I have already mentioned the Squirrel Accord, which is chaired by Lord Kinnoull. I recognise his valuable work. Northern Ireland is involved in that, too. We are co-ordinating across all the nations and exploring different methods of management.
Both of my hon. Friends mentioned immunocontraception and the idea of encouraging squirrels to take contraceptives through bait that is taken orally. It is put in the food, and research work is well under way. There is still a way to go, but that valuable work is going on. We have to carry on doing that work and we are committed to that.
My hon. Friends also mentioned pine martens, a natural predator of the grey squirrel. They have been released in the Forest of Dean, where they are being monitored for a programme, quite near where I am in Somerset.
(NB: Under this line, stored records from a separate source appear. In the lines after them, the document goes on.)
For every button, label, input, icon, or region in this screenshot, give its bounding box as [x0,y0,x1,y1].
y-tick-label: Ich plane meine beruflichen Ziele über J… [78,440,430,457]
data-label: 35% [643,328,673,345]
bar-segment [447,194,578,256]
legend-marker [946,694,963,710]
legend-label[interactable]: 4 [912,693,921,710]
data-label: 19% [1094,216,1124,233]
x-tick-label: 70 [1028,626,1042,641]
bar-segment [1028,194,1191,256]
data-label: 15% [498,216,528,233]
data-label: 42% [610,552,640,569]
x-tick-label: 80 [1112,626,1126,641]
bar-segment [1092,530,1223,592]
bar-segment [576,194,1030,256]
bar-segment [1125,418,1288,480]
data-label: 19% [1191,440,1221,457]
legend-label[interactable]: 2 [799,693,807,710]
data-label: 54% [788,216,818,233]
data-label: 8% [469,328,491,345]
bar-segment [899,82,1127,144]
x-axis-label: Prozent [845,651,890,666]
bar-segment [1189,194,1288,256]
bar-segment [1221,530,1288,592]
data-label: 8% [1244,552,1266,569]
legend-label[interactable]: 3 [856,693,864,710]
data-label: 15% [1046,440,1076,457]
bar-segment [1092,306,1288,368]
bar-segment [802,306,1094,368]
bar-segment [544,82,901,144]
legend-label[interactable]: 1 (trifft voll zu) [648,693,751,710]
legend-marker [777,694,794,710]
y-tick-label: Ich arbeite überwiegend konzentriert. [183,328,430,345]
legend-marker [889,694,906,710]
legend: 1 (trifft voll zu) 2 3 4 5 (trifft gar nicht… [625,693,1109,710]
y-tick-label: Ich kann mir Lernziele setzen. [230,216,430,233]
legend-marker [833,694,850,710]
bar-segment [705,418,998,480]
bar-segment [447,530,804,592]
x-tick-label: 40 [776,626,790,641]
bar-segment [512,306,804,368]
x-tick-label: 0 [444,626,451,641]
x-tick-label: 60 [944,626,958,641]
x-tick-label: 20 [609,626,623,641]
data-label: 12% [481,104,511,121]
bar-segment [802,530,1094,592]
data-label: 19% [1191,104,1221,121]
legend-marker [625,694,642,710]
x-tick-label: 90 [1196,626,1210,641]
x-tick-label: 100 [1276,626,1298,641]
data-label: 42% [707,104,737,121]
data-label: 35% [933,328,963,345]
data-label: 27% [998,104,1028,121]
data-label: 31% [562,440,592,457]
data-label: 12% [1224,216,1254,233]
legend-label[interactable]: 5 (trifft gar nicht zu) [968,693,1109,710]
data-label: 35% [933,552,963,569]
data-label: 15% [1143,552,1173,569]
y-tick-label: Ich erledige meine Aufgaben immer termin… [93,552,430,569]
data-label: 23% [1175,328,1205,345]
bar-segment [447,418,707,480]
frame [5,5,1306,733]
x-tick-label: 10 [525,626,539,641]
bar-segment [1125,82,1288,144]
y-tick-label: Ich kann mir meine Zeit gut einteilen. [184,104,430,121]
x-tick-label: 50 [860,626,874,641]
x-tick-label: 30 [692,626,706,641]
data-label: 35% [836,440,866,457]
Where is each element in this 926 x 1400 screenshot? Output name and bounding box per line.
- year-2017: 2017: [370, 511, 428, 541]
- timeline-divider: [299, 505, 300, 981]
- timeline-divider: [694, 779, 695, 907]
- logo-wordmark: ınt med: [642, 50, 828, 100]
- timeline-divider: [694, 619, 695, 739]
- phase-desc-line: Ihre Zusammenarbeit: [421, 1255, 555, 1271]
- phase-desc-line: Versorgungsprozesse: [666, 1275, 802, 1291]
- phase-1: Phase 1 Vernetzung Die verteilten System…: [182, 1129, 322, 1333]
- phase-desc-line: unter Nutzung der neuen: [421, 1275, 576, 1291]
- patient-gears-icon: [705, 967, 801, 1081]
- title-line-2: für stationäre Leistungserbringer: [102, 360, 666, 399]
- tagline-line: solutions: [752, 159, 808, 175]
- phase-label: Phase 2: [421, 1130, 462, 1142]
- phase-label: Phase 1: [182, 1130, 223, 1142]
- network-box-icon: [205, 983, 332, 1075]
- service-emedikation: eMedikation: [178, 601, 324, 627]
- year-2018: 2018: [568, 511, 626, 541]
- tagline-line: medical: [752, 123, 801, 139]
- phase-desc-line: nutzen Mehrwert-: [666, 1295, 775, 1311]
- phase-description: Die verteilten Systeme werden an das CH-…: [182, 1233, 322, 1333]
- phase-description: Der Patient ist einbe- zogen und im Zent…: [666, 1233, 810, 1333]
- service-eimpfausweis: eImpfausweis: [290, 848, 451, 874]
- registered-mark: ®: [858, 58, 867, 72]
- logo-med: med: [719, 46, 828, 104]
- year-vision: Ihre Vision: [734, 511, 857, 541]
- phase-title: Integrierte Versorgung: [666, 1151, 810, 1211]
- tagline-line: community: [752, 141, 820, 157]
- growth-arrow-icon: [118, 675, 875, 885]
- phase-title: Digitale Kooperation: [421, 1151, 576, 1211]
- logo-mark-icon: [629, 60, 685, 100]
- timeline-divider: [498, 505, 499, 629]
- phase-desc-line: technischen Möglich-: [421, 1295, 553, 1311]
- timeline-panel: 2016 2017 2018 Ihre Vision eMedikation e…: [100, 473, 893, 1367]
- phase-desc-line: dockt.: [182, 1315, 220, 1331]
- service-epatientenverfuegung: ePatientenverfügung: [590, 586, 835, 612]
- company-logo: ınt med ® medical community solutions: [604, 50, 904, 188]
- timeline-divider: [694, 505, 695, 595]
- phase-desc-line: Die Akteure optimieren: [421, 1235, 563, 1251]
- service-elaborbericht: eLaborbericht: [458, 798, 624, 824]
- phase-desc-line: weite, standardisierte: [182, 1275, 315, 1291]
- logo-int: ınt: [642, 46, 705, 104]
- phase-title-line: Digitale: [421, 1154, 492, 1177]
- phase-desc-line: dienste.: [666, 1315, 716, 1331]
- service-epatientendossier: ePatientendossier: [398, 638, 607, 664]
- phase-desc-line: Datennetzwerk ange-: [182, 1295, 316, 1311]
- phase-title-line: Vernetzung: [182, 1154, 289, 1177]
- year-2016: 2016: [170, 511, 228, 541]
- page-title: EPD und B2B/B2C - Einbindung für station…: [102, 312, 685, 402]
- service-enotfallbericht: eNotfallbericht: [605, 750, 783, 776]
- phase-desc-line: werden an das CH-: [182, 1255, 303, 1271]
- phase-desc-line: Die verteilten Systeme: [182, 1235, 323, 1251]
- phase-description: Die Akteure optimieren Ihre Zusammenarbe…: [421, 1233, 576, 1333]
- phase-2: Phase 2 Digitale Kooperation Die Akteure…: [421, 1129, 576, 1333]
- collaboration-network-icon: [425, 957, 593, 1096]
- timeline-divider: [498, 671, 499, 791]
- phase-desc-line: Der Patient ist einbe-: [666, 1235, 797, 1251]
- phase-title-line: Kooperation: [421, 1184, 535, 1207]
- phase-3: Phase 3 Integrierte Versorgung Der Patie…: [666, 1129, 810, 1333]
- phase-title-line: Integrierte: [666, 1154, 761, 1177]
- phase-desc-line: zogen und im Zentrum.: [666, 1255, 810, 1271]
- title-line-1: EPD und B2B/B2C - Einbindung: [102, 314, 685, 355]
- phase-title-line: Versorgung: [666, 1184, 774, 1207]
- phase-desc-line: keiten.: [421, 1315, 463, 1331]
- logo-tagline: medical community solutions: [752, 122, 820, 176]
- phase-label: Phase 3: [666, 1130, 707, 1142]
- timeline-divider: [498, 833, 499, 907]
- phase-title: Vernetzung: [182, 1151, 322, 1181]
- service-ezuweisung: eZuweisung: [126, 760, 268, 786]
That is a useful and interesting study and there will be opportunities there as the population of pine martens grow. Work is still under way on gene drive technology, which can alter genes and eventually help us control the grey squirrel.
Work has been done on developing a vaccine against the horrible squirrel pox, but it is not looking overly promising, to be honest. Work has been stalled for some years, so we prefer to concentrate research efforts on the contraception, which looks more promising in the long term. My hon. Friend the Member for Ynys Môn asked about that, so I hope she is happy with that response.
We have 22 large-scale landscape recovery schemes. The second round is opening and there are opportunities there, as well as through the nature recovery projects, to create the right kinds of habitats for our wonderful red squirrels.
I hope I have demonstrated that there is a lot going on across Government. A lot of it has been escalated since my hon. Friend the Member for Copeland was involved in DEFRA. I thank my hon. Friend the Member for Ynys Môn for the extremely valuable work that she has been doing. The action plan will be published very soon. We are committed to controlling those pernicious grey squirrels.